The relatively modest differences in healthcare utilization patterns across income levels among Japan’s oldest-old contrast with more pronounced income-based disparities reported in other countries during the pandemic28. This observation aligns with the role of Japan’s universal health insurance in maintaining healthcare access, suggesting that structural features of health systems may significantly influence their resilience during prolonged emergencies.

Dental care utilization shows notably different patterns, marked by significant declines irrespective of whether SoPE measures are implemented. This trend likely reflects multiple factors, including the perceived high-risk nature of dental procedures during the pandemic29. The observed income-related variations in dental care utilization, even within Japan’s universal health insurance system, suggest that socioeconomic factors may influence oral health decisions during crises. These patterns raise concerns about potential long-term health implications, given the established connections between oral health and various systemic conditions among older population30,31.

This study has several limitations. First, our sample faces selection bias as it necessarily includes only individuals who survived through the study period. Those who did not survive may have had different healthcare utilization patterns, potentially leading to underestimation of crisis-related healthcare challenges. Additionally, our analysis does not account for unobserved factors that might influence healthcare decisions, such as individual risk perceptions. The absence of data on specific health outcomes also limits our ability to assess the broader health implications of the observed utilization patterns. Future research could address these limitations by incorporating mortality data, examining specific health outcomes associated with utilization changes, and applying quasi-experimental designs.
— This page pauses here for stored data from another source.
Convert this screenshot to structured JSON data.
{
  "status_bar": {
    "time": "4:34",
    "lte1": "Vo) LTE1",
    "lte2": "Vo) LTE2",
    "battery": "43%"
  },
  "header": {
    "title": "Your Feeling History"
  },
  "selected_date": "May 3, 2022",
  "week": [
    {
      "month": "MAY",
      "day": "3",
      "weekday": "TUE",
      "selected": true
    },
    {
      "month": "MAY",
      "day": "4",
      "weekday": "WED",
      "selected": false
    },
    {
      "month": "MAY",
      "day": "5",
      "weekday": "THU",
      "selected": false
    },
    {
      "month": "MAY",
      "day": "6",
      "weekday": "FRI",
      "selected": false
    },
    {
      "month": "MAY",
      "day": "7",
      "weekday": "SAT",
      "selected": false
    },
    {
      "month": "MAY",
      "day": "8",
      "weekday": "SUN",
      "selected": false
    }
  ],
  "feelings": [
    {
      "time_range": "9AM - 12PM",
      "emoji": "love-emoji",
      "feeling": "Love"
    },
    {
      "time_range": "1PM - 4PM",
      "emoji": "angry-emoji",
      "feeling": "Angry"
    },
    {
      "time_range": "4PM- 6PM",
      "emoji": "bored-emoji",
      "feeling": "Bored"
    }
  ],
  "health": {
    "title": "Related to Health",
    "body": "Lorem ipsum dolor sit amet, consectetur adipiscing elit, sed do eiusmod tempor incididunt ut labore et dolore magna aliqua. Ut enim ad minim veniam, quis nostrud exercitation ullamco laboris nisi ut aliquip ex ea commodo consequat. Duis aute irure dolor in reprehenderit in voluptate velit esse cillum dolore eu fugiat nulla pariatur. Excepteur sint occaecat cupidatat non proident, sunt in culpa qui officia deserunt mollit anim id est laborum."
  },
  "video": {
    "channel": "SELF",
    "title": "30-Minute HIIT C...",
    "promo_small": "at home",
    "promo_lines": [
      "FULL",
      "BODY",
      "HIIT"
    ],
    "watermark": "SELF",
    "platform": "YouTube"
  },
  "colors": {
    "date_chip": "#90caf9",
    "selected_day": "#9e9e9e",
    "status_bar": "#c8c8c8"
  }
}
The patterns observed among Japan’s older population under the universal healthcare system during this prolonged crisis suggest several considerations for maintaining healthcare access during emergencies. Healthcare systems might benefit from developing integrated monitoring mechanisms to identify emerging care gaps, particularly in essential preventive services such as dental care. Combining enhanced safety protocols with flexible delivery models, including mobile services and remote care options, could help maintain service accessibility. Early warning systems to track utilization patterns among vulnerable groups, coupled with targeted support for high-risk but essential services, may help maintain healthcare access during various types of extended emergencies. These considerations may become increasingly relevant as healthcare systems worldwide address challenges from aging populations and various forms of public health crises.

Concluding remarks

This study examines healthcare utilization patterns during a prolonged public health emergency, with particular focus on vulnerable older populations. While our observational study design precludes causal conclusions, the documented patterns contribute to our understanding of healthcare system resilience beyond the specific context of COVID-19. The findings reveal how healthcare utilization evolves during extended crises, showing both successes and challenges in maintaining access to healthcare services. As populations age globally, and healthcare systems face various challenges—from infectious disease outbreaks to natural disasters—these insights into healthcare adaptation patterns may inform efforts to protect vulnerable populations during future prolonged emergencies.